Following Mike Babcock’s successful challenge in Toronto’s opening-night loss to Montreal on Wednesday, Babcock’s provincial rival — Sens head coach Dave Cameron — got it right as well, successfully reversing Evander Kane‘s would-be equalizer in the third period.
From the league:
At 10:34 of the third period in the Senators/Sabres game, Ottawa requested a Coach’s Challenge to review whether Buffalo was off-side prior to Evander Kane’s goal.
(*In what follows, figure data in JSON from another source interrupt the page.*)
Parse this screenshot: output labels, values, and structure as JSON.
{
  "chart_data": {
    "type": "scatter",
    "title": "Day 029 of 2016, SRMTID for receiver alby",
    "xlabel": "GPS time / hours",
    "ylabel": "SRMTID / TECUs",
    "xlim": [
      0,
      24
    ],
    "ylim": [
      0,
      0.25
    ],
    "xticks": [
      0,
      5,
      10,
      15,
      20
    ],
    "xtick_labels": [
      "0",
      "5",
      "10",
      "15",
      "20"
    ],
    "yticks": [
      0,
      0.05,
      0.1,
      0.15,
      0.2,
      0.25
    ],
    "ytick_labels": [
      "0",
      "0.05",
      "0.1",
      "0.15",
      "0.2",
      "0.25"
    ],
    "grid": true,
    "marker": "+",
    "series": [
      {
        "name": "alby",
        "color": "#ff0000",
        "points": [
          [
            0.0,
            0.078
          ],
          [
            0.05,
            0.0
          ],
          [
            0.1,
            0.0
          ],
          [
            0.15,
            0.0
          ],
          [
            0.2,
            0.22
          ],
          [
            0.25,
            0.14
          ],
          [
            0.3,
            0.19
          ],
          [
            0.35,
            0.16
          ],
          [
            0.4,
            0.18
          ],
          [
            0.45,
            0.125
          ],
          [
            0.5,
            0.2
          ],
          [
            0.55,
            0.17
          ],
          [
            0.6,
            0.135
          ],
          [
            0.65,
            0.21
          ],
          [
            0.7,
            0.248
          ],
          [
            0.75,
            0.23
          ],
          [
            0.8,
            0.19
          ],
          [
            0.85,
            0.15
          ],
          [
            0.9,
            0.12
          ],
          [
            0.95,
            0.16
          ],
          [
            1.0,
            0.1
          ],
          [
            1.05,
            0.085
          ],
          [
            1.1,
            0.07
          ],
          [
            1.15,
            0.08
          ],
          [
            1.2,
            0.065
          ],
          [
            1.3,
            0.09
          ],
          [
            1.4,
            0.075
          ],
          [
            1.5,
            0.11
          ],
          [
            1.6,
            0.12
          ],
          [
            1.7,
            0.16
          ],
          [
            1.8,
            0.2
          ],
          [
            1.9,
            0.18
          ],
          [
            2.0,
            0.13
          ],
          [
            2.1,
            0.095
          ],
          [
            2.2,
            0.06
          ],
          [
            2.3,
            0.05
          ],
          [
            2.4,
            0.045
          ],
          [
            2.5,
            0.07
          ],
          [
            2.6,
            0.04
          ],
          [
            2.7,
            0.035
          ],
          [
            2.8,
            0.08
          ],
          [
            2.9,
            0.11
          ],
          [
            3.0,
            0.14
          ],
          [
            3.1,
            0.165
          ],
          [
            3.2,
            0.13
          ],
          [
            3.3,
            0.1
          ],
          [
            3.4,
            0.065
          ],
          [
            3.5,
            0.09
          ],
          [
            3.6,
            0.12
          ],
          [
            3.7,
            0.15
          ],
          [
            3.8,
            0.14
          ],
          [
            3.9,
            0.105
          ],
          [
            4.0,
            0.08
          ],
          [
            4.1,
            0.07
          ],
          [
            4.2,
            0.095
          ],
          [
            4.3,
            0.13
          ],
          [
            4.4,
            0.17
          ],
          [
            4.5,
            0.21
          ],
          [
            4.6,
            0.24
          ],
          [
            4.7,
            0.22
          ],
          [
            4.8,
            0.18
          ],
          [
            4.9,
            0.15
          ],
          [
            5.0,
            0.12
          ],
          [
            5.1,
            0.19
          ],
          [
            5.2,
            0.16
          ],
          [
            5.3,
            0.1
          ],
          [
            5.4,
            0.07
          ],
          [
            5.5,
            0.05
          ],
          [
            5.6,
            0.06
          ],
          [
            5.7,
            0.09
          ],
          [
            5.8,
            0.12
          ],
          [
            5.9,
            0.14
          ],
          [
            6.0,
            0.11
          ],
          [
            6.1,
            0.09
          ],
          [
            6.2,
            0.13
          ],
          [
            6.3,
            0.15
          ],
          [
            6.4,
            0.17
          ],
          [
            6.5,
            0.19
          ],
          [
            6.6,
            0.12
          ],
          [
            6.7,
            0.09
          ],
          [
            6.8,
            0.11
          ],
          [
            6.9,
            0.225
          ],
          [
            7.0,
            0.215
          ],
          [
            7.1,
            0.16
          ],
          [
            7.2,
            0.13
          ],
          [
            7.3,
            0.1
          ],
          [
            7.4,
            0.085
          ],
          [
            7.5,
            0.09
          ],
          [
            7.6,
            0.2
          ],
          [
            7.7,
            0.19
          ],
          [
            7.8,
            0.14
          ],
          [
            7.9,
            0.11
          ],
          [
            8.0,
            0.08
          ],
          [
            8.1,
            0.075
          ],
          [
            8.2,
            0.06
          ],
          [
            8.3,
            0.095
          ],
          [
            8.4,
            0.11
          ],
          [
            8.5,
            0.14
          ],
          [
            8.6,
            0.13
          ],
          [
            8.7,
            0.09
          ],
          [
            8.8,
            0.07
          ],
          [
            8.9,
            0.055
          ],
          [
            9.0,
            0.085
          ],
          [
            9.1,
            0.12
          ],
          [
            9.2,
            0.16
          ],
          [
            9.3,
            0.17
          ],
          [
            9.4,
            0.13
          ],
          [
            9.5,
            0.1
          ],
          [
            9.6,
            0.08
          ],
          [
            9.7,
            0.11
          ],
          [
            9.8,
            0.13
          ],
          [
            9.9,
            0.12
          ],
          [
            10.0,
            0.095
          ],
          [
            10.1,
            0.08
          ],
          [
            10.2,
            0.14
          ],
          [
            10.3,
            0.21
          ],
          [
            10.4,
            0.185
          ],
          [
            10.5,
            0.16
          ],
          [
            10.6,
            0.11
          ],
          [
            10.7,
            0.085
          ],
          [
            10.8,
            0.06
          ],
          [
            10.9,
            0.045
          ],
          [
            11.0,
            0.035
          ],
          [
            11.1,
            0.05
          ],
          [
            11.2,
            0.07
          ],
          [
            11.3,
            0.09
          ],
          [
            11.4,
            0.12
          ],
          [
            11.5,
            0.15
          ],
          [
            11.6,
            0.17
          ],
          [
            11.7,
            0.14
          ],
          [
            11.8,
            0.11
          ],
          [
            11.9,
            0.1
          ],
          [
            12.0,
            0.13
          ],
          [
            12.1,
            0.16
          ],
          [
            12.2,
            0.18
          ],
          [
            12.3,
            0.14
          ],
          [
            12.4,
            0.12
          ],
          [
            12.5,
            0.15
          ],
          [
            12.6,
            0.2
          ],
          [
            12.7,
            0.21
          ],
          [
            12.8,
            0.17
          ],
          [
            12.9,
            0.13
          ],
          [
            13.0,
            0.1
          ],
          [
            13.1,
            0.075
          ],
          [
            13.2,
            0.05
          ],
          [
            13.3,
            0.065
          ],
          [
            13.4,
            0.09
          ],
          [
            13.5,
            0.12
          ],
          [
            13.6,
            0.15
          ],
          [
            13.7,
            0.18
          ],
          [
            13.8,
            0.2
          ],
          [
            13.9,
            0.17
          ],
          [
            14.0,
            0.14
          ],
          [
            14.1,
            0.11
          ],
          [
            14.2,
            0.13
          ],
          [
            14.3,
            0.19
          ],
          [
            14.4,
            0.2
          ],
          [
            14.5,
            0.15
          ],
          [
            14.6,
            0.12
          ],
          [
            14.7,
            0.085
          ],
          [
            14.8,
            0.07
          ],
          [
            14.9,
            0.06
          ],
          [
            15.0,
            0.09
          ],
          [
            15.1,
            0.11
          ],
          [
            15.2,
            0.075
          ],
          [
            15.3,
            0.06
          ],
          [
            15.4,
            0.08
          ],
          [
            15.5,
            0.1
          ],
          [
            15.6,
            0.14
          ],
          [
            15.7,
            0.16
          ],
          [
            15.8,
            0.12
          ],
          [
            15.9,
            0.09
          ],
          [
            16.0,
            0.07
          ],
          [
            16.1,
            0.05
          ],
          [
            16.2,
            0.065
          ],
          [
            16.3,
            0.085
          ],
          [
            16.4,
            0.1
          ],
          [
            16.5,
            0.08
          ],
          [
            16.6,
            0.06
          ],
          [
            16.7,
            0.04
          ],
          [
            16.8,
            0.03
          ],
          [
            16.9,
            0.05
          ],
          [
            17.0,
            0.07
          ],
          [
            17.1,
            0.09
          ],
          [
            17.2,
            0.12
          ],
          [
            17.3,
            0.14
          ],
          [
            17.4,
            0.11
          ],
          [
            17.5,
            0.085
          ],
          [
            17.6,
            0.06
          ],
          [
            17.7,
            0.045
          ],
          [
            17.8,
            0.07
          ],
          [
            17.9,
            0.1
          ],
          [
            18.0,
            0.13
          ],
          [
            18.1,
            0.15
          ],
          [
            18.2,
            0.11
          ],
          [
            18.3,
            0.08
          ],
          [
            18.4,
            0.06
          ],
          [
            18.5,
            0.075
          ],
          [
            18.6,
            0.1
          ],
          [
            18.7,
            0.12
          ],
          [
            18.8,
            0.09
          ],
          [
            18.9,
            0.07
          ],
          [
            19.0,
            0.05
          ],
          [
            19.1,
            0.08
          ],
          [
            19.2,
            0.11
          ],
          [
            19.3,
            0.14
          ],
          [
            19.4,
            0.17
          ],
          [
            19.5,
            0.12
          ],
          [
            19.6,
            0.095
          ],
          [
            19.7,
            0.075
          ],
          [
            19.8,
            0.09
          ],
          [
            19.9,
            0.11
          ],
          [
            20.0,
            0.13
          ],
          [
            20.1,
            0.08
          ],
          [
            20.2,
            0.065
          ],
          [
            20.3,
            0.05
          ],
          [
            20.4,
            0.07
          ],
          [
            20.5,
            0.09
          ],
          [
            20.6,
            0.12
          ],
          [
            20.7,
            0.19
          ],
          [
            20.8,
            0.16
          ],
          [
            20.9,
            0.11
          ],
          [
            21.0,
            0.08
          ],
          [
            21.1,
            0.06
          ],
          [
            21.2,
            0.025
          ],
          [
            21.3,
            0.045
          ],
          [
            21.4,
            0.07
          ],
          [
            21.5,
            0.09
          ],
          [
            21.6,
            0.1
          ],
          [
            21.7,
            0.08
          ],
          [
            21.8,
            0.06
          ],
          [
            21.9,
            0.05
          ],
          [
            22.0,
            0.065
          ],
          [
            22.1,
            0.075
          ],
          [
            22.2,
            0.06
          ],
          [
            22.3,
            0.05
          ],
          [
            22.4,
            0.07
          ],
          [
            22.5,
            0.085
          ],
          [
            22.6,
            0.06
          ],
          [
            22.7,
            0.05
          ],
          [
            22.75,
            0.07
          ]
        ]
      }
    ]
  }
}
After reviewing all available replays and consulting with NHL Hockey Operations staff, the Linesman determined that Buffalo’s Zemgus Girgensons was off-side prior to the goal. According to Rule 78.7, “The standard for overturning the call in the event of a ‘GOAL’ call on the ice is that the Linesman, after reviewing any and all available replays and consulting with the Toronto Video Room, determines that one or more Players on the attacking team preceded the puck into the attacking zone prior to the goal being scored and that, as a result, the play should have been stopped for an “Off-side” infraction; where this standard is met, the goal will be disallowed.”
Therefore the original call is overturned – no goal Buffalo Sabres.
The clock is re-set to show 9:32 (10:28 elapsed time), when the off-side infraction occurred.
As the league later noted, this was the first coach’s challenge under the offside scenario.